In my experience it is not uncommon that such feelings are triggered by certain events, for example by destructive feedback, which was committed on one.  Just as it happened to me recently.

Shame can be a very strong feeling and appear in many disguises.  But you can learn to recognize them.  Just like destructive feedback it leaves me, for example, with the feeling, that I was just plain wrong – but without any view on how I can make it better.  Also, it triggers a sense of avoidance in me.  I do not want to take a closer look, I want to shove it aside and run away.

And here I get to an important point.  You see, I have found that the shame can only work for me if I do not meet it, when I look away, shove it aside and run away from it. Then shame has power over me. However, if I take a deep breath, stand tall, look at it and open my arms, then the feeling changes.

How exactly does that look?

1)      Allow:  If I realize that a feeling is torturing me which could be driven by shame, I allow myself to take a closer look, next time, it appears.  This way the mechanism to simply shove this feeling aside is braking up.

2)      Be love instead of right:  If this feeling then shows up and accuses me of having done something wrong, I take it lovingly without defending and justifying myself.   Even if I really think I did not do anything bad, even if I know that I have not done anything bad, I take the accusation.  Obviously, there is an aspect in me, who believes insistently that I have done something wrong and does not drop it, regardless of whether this is the truth or not.  Otherwise the allegations of shame would not resonate with me at all.  So I encounter this aspect with acknowledgement and attention.  I listen to it and say:  Ok, suppose you’re right.  Then what?  This breaks up the old, repetitive pattern.

3)      Accept:  So what if it’s true and I did everything wrong, which I am accused of by shame?  –  Well, then that is what it is.  I cannot change it anymore.  Then I just made a mistake.  This happens, I’m not perfect.  (Perfectly imperfect at best.)  Usually this is the point at which my ashamed aspect and I realize that everything really is not that bad.  By acknowledging that I am not perfect, shame loses its power over me.

4)      Forgive:  And then I forgive myself together with my shame-stricken aspect for what shame accuses us of.  Whatever it is.  I take a deep breath, focusing on the indictment and say out loud:  I forgive myself for this now.  And then I breathe in the forgiveness with a smile.
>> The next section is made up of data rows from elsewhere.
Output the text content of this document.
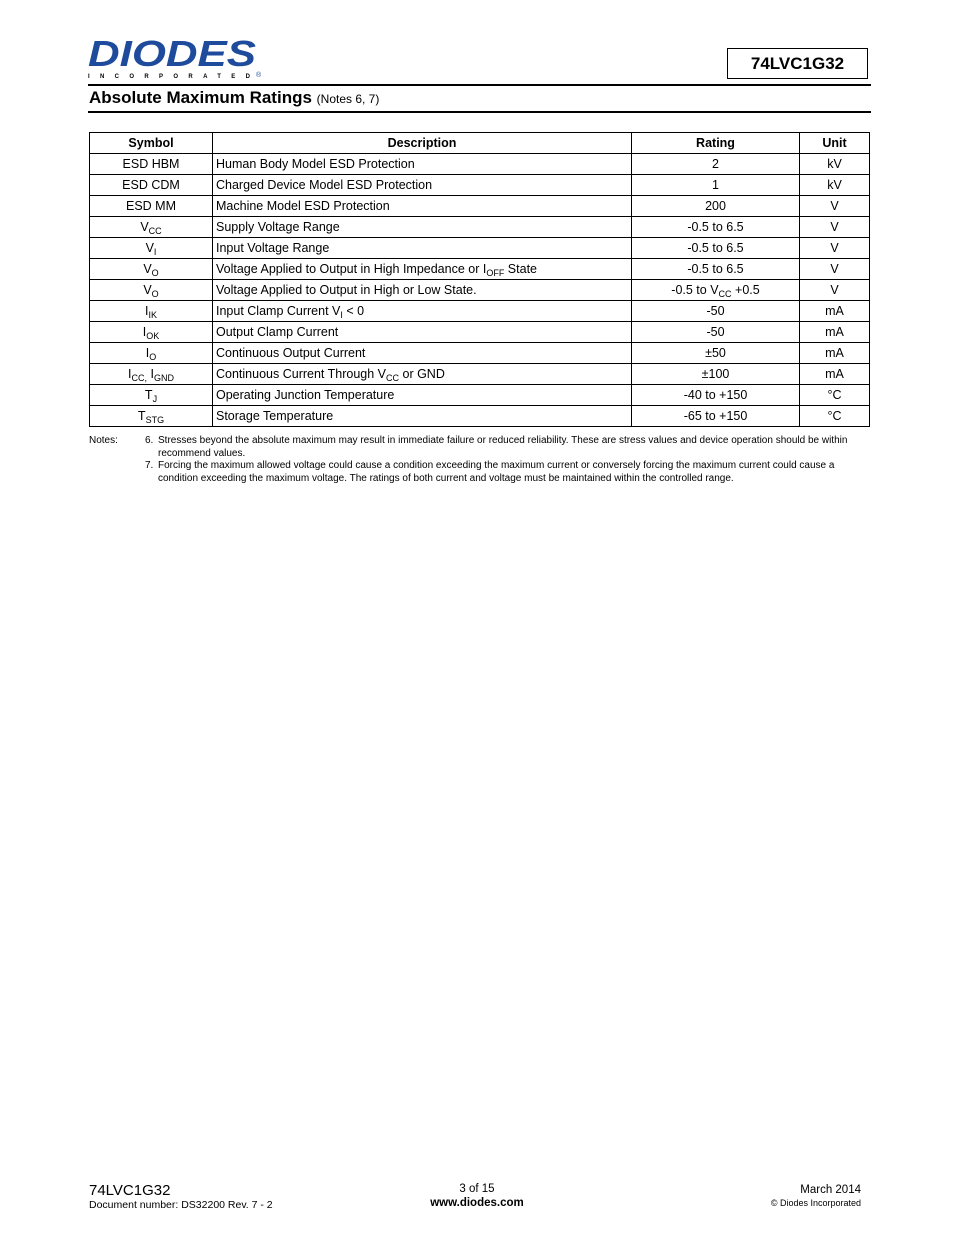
DIODES
INCORPORATED ®
74LVC1G32
Absolute Maximum Ratings (Notes 6, 7)
Symbol	Description	Rating	Unit
ESD HBM	Human Body Model ESD Protection	2	kV
ESD CDM	Charged Device Model ESD Protection	1	kV
ESD MM	Machine Model ESD Protection	200	V
$V_{CC}$	Supply Voltage Range	-0.5 to 6.5	V
$V_I$	Input Voltage Range	-0.5 to 6.5	V
$V_O$	Voltage Applied to Output in High Impedance or $I_{OFF}$ State	-0.5 to 6.5	V
$V_O$	Voltage Applied to Output in High or Low State.	-0.5 to $V_{CC} +0.5$	V
$I_{IK}$	Input Clamp Current $V_I < 0$	-50	mA
$I_{OK}$	Output Clamp Current	-50	mA
$I_O$	Continuous Output Current	±50	mA
$I_{CC,}$ $I_{GND}$	Continuous Current Through $V_{CC}$ or GND	±100	mA
$T_J$	Operating Junction Temperature	-40 to +150	°C
$T_{STG}$	Storage Temperature	-65 to +150	°C
Notes:	6. Stresses beyond the absolute maximum may result in immediate failure or reduced reliability. These are stress values and device operation should be within recommend values.
7. Forcing the maximum allowed voltage could cause a condition exceeding the maximum current or conversely forcing the maximum current could cause a condition exceeding the maximum voltage. The ratings of both current and voltage must be maintained within the controlled range.
74LVC1G32
Document number: DS32200 Rev. 7 - 2
3 of 15
www.diodes.com
March 2014
© Diodes Incorporated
Through the integration of the mortified aspect in me and by the shared forgiveness shame has no more resonance in me.

Sometimes it surprises me how many events suddenly seem linked with a sense of shame.  But with mindfulness and awareness I can solve these entanglements, again, step by step.

Have you ever been haunted by shame?  How was that for you?  Can you meet the shame?  Do you have a recipe for how to deal with this feeling?